В конце концов меня выписывают из больницы и поселяют вместе с матерью в одной из комнат президентского дворца. Мама почти не появляется — она ест и спит на работе. Ухаживать за мной — следить за тем, чтобы я ела и принимала лекарства, — приходится Хеймитчу. Работа эта нелегкая, ведь я снова веду себя, как в Тринадцатом, — гуляю без разрешения по дворцу, захожу в спальни, кабинеты, залы, ванные комнаты, ищу укромные местечки. Шкаф, полный мехов. Шкафчик в библиотеке. Давно забытая ванна в комнате, забитой старой мебелью. В моих тайниках темно, так что найти меня здесь невозможно. Я сворачиваюсь клубочком, сжимаюсь, пытаюсь совсем исчезнуть. Затем, в полной тишине, я снова и снова кручу на запястье браслет с надписью: «Психически нездорова».
Меня зовут Китнисс Эвердин. Мне семнадцать лет. Мой дом — Двенадцатый дистрикт. Двенадцатого дистрикта нет. Я — Сойка-пересмешница. Я уничтожила Капитолий. Президент Сноу меня ненавидит. Он убил мою сестру. А теперь я убью его, и тогда Голодным играм придет конец...
Время от времени я вновь обнаруживаю себя в своей комнате — не знаю, то ли меня отлавливает Хеймитч, то ли приводит обратно стремление получить дозу морфлинга. Пересаженная кожа до сих пор розовая, как у младенца. Старая, которую признали поврежденной, но поддающейся лечению, выглядит красной, горячей, а местами — расплавленной.

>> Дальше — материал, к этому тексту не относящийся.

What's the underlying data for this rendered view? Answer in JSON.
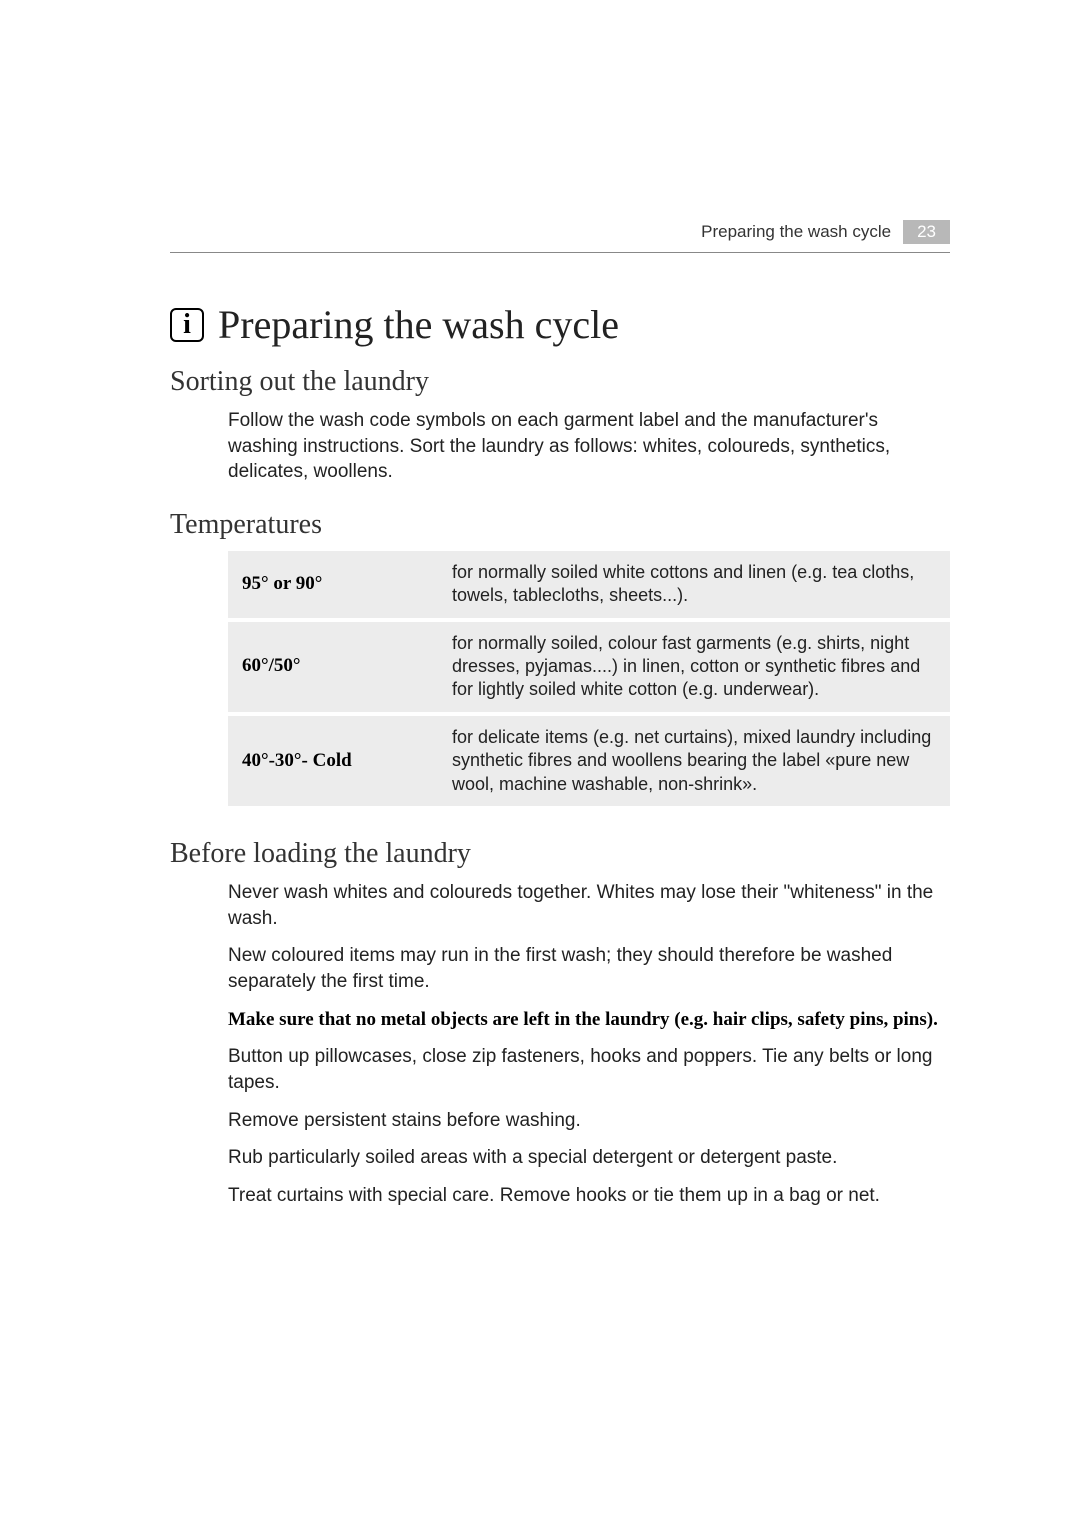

Островки непострадавшей кожи кажутся бледными, почти белыми. Я похожа на жуткое лоскутное кожаное одеяло. Часть волос сгорела до самых корней, остальные неровно подстрижены. Китнисс Эвердин, Огненная Китнисс.
Мне, в общем, все равно, но при виде своего тела я вспоминаю о боли — и о том, почему я ее испытывала, и о том, что произошло до боли, и о том, как моя сестренка превратилась в живой факел.
Я закрываю глаза, но это не помогает. Во тьме огонь горит еще ярче.